So basically I have:
Income from interest both American and Spanish banks
Dividends paid out by American Bonds
Income from my teaching
Income from a Short term disability
Income from an Aid the Spanish government paid out
Bank Account in Spain ( I already filed FBAR and know I have to do the 8938)
Thank you for any help 
Cheryl


----------



## Bevdeforges (Nov 16, 2007)

OK, first of all, you don't deduct the Social Security tax you paid in Spain. (Actually, you don't deduct the Social Security tax you pay in the US anyhow.) Basically, you file US tax as an expat pretty much the same way you filed it when you lived in the US. You are supposed to declare your worldwide income - but you then can "exclude" your earned income (i.e. your earnings from your ESL business) using form 2555. 

Take a look at IRS Publication 54 (available on the IRS website) for an overview of how to file from overseas. And the good news is that, unless you have more than $200,000 in your Spanish bank account, you probably don't have to bother with a form 8938 at all.


----------



## Moulard (Feb 3, 2017)

Remember given you were self employed you will need Schedule SE.

But there is a totalisation agreement between the US and Spain so you should not have pay US social security taxes. But you may need a certificate of coverage from the Spanish tax authority. 

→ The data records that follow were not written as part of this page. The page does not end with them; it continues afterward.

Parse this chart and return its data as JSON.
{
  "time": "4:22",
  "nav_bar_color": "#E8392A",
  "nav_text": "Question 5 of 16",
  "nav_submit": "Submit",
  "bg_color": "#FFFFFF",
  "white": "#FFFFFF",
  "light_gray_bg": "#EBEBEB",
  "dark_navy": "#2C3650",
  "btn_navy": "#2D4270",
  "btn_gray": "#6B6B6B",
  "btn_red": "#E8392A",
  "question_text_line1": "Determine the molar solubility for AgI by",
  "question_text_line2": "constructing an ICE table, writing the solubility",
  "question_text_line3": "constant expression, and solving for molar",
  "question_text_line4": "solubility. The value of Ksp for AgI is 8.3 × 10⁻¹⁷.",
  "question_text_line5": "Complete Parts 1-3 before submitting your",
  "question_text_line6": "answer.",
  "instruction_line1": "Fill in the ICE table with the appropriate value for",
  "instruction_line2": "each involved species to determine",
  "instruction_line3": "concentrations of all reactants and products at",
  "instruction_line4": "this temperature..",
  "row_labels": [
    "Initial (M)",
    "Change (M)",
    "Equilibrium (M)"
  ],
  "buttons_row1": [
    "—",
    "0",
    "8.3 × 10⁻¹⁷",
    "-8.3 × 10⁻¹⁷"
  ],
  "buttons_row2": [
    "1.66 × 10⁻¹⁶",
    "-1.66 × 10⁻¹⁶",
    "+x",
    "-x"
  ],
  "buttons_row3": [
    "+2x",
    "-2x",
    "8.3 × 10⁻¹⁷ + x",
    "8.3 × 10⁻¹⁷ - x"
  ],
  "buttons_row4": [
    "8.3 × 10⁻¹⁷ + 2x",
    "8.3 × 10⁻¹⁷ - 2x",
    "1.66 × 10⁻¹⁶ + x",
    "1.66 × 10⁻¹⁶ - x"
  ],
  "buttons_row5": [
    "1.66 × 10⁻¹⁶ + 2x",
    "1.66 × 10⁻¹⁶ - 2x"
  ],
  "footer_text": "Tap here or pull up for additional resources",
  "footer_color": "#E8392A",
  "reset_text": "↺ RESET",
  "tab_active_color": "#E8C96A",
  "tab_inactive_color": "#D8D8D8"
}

A certificate of coverage issued by Spain serves as proof of exemption from Social Security taxes on the same earnings in the US.

Depending on the nature of disability and aid payments and how they are treated under Spanish law, they may or may not be taxable by the US based on the terms of the US-Spain tax treaty. 

If they would be considered a social welfare payment, they may well be tax exempt, if they were in the form of tax relief they may well be tax exempt. It may well be worth reading the US-Spain tax treaty and its accompanying technical memorandum to try to figure out how they should be treated.


----------